MIT Media Lab has once again developed a new experimental robot with facial expressions. The robot called Nexi, can slant its eyebrows in anger or raise them in surprise. Nexi can also display a wide range of emotions to communicate in human-centric terms.

Nexi is reportedly aimed at a range of applications for personal robots and human-robot teamwork. Developed by a team headed by Media Lab’s Cynthia Breazeal, Nexi is part of a new product called an MDS (mobile, dextrous, social).

This team is also responsible for creating expressive robots such as Kismet. But unlike Kismet who is but a robot head, nexi is a full robot. Meaning it has a body. Nexi is what is called a complete mobile manipulator robot which is augemented with expressive abilities.

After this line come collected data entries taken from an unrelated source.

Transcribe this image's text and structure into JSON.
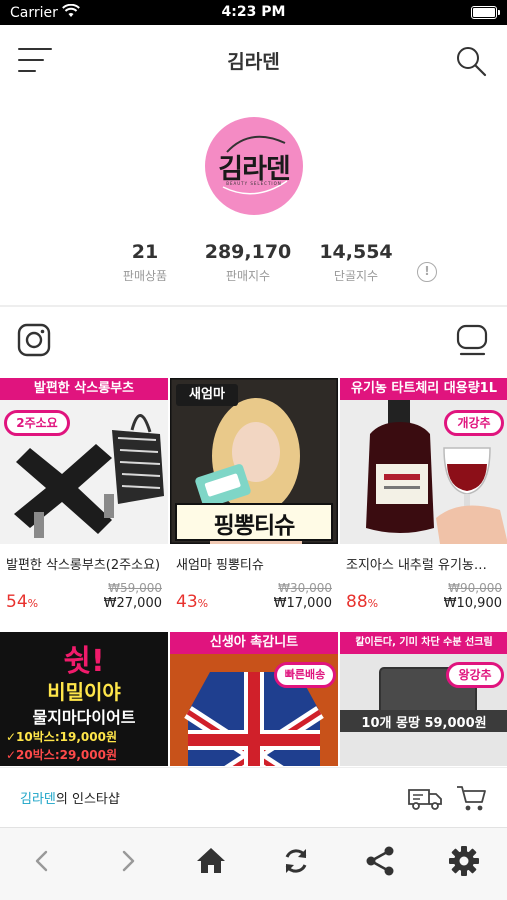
{
  "status": {
    "carrier": "Carrier",
    "time": "4:23 PM",
    "battery_level": 1.0
  },
  "header": {
    "title": "김라덴"
  },
  "profile": {
    "logo_text": "김라덴",
    "logo_sub": "BEAUTY SELECTION",
    "stats": [
      {
        "value": "21",
        "label": "판매상품"
      },
      {
        "value": "289,170",
        "label": "판매지수"
      },
      {
        "value": "14,554",
        "label": "단골지수"
      }
    ]
  },
  "products": [
    {
      "banner": "발편한 삭스롱부츠",
      "sticker": "2주소요",
      "name": "발편한 삭스롱부츠(2주소요)",
      "discount": "54",
      "original_price": "₩59,000",
      "price": "₩27,000"
    },
    {
      "banner": "새엄마",
      "sticker": "",
      "overlay": "핑뽕티슈",
      "name": "새엄마 핑뽕티슈",
      "discount": "43",
      "original_price": "₩30,000",
      "price": "₩17,000"
    },
    {
      "banner": "유기농 타트체리 대용량1L",
      "sticker": "개강추",
      "name": "조지아스 내추럴 유기농…",
      "discount": "88",
      "original_price": "₩90,000",
      "price": "₩10,900"
    },
    {
      "banner": "",
      "headline": "쉿!",
      "sub1": "비밀이야",
      "sub2": "물지마다이어트",
      "line1": "✓10박스:19,000원",
      "line2": "✓20박스:29,000원"
    },
    {
      "banner": "신생아 촉감니트",
      "sticker": "빠른배송"
    },
    {
      "banner": "칼이든다, 기미 차단 수분 선크림",
      "sticker": "왕강추",
      "overlay": "10개 몽땅 59,000원"
    }
  ],
  "percent_symbol": "%",
  "shop_bar": {
    "name_accent": "김라덴",
    "name_rest": "의 인스타샵"
  },
  "colors": {
    "brand_pink": "#e0147e",
    "sale_red": "#e8322e",
    "accent_teal": "#1aa3c7",
    "logo_bg": "#f48bc4"
  }
}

Nexi is designed to be mounted on self-balancing wheels such as the Segway transporter. However, Nexi currently uses an additional set of supportive wheels to operate as a steady platform in its early stage of development.

Nexi has hands to handle objects, eyes (video cameras), ears (a set of microphones), and a 3-D infrared camera and laser rangefinder to support real-time tracking of objects, people and voices as well as indoor navigation.

The Nexi project was spearheaded by the MIT Media Lab’s Personal Robots Group in collaboration with Prof. Rod Grupen at the University of Massachusetts-Amherst and two MIT robotic spin-off companies. The project was originally funded by the Office of Naval Research Defense University Research Instrumentation Program (DURIP) award.

The funding award was to develop a novel class of robots that can engage in advanced forms of peer-to-peer interactions with humans in uncertain environments. An ONR Multidisciplinary University Research Initiative (MURI) award intended to develop technologies and demonstrations for human-robot teams, specifically autonomous aerial robots in addition to the MDS robots. A number of MIT faculties are part of the MURI project, as well as collaborations with other faculties from Stanford, Vanderbilt, UMass-Amherst and University of Washington.

When Nexi debuted at YouTube, it became an instant sensation. The spot has been accessed over 70,000 times and received comments ranging from awe ("This robot seems more humane then most humans") to shock ("Creepy. Very creepy").